Santiago ALBA : En juin dernier, tout en fermant les yeux sur l’internement de mineurs dans le camp de concentration de Guantánamo, en gardant le silence sur les bombardements de civils et l’assassinat de journalistes à Bagdad et en légitimant l’occupation criminelle de l’Irak par les États-Unis en soutenant la résolution 1511, l’Union européenne a imposé des "sanctions politiques" à Cuba pour protester contre la "répression" exercée contre les "dissidents" sur l’île. Ces "sanctions politiques", que vous avez qualifiées de véritable "blocus culturel", se sont matérialisées, par exemple, par le boycott par le gouvernement allemand du 13e Salon du livre cubain, dont vous êtes le président du comité d’organisation et qui vient de se tenir à La Havane. C’est précisément l’Allemagne qui était le pays invité à cette édition, qui a consacré un hommage à la culture et à la littérature allemandes. Plus de 100 libraires et éditeurs dissidents de ce pays, contre la position de leur gouvernement, ont participé à la Foire. Dans quelle mesure pensez-vous qu’elle a permis de briser le blocus culturel et de renforcer les relations de Cuba avec le reste du monde au niveau international ?

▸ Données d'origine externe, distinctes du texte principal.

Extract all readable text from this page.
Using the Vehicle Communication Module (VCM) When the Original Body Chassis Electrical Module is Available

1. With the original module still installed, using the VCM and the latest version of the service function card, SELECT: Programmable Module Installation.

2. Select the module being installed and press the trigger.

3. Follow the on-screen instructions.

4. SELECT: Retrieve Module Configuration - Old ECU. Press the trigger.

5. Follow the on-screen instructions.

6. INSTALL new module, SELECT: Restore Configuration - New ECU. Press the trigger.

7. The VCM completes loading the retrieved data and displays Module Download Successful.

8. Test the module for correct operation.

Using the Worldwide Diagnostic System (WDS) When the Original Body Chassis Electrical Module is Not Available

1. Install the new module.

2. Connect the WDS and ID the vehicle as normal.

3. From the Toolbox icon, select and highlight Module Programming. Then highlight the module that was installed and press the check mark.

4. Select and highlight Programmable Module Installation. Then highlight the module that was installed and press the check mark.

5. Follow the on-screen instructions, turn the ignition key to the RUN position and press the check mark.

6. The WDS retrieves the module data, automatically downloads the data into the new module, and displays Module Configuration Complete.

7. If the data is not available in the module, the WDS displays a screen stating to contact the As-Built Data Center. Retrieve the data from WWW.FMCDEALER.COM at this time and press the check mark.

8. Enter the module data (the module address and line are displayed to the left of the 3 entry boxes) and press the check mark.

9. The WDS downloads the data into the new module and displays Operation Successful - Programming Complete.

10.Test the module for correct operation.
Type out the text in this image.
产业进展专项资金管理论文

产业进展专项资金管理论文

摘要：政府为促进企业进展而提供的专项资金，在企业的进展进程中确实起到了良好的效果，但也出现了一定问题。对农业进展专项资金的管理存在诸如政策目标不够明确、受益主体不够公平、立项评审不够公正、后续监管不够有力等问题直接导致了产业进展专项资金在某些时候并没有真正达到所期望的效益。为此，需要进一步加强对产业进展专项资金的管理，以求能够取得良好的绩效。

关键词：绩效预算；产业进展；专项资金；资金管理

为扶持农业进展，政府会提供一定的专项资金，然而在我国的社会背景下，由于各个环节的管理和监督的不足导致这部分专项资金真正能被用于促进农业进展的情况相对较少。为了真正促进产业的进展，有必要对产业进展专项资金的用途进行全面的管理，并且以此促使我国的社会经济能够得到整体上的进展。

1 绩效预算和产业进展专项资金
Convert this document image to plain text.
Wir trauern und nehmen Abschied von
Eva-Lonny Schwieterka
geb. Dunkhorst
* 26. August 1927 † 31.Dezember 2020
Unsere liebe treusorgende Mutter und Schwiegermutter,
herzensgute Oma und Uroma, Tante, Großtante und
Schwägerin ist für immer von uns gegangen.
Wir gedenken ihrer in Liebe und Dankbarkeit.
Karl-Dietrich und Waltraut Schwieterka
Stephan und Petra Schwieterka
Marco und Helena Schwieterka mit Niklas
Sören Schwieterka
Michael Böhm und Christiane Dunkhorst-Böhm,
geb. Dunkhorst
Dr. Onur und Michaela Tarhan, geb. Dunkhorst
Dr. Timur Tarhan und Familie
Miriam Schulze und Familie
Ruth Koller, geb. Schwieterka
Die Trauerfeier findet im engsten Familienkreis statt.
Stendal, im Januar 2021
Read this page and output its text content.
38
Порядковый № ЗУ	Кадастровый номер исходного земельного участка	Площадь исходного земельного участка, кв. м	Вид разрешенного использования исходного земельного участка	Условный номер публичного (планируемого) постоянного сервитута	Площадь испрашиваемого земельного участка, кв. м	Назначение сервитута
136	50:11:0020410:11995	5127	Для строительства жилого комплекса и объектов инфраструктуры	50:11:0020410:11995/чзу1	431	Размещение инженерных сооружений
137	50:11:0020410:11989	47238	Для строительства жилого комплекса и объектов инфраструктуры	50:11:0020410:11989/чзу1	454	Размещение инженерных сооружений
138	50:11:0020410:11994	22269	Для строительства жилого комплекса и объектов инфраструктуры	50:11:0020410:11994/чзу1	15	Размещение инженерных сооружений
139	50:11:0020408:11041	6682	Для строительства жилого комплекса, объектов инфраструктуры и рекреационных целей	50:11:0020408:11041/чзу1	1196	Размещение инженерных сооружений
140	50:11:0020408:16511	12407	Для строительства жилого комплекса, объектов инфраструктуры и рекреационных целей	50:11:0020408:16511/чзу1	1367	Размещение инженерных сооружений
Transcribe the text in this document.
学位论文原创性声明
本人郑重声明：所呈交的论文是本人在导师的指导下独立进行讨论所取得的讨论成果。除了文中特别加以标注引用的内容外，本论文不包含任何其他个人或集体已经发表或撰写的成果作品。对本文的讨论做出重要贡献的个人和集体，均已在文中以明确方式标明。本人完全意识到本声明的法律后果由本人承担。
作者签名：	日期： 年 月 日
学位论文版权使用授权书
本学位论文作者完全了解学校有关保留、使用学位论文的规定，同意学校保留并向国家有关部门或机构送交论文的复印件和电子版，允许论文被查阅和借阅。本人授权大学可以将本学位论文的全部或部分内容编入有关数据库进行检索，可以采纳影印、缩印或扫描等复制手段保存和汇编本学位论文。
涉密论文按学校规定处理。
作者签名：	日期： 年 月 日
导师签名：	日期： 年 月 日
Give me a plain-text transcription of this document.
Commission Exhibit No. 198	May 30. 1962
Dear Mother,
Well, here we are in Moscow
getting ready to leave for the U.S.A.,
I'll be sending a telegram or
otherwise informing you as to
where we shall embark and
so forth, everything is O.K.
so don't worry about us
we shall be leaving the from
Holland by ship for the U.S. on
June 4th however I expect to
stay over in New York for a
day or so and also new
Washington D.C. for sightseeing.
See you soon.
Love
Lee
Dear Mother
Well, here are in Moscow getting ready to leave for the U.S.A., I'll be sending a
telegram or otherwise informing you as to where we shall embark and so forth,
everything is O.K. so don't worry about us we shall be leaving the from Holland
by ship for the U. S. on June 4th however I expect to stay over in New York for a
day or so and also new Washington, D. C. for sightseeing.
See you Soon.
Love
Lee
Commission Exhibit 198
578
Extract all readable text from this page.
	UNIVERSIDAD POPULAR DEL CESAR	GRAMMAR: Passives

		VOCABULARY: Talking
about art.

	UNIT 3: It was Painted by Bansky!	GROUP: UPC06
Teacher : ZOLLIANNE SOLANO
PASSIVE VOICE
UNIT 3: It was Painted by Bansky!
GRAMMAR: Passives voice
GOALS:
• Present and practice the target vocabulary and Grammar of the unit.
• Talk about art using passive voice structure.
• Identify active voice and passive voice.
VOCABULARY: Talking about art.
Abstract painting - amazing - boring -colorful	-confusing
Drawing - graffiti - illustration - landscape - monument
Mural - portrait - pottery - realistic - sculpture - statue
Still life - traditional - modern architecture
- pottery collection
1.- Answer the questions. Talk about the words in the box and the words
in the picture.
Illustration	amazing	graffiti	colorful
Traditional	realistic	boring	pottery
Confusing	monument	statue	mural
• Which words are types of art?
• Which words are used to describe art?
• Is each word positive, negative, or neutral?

Iroel SANCHEZ : À la clôture de la foire, un intellectuel allemand a ironisé en paraphrasant Brecht et a déclaré qu’après le boycott de la foire du livre de La Havane, il faudrait écrire la "Dialectique de la maladresse", car grâce à la décision du gouvernement allemand, le succès et la diffusion de l’événement ont été plus grands que jamais. C’est tout à fait vrai, la tentative d’endommager la Foire a conduit à une plus grande participation d’intellectuels et d’éditeurs de ce pays que celle initialement prévue, elle a également permis à la Foire d’être mieux connue et de se faire connaître au niveau international. L’impact a même été tel que l’Union européenne a tenté de se démentir, affirmant qu’un tel boycott n’existait pas, ce qui montre bien à quel point sa position était indéfendable et maladroite. Au salon, des éditions cubaines de leurs propres livres ont été présentées par des personnalités telles qu’Alice Walker, Erick Toussaint, Atilio Borón, Pablo González Casanova et Luis Britto García, en plus des Espagnols que j’ai déjà mentionnés. Si l’on ajoute à cela les personnalités culturelles qui se sont rendues à Cuba ces derniers mois, comme Costa Gavras, Augusto Roa Bastos, Noam Chomsky, Ernesto Cardenal, Gabriel García Márquez, Robert Redford ou Danny Glover, ainsi que les jurys internationaux du festival de cinéma et du concours littéraire Casa de las Americas, on se rend compte que la tentative de blocus culturel a été un échec retentissant.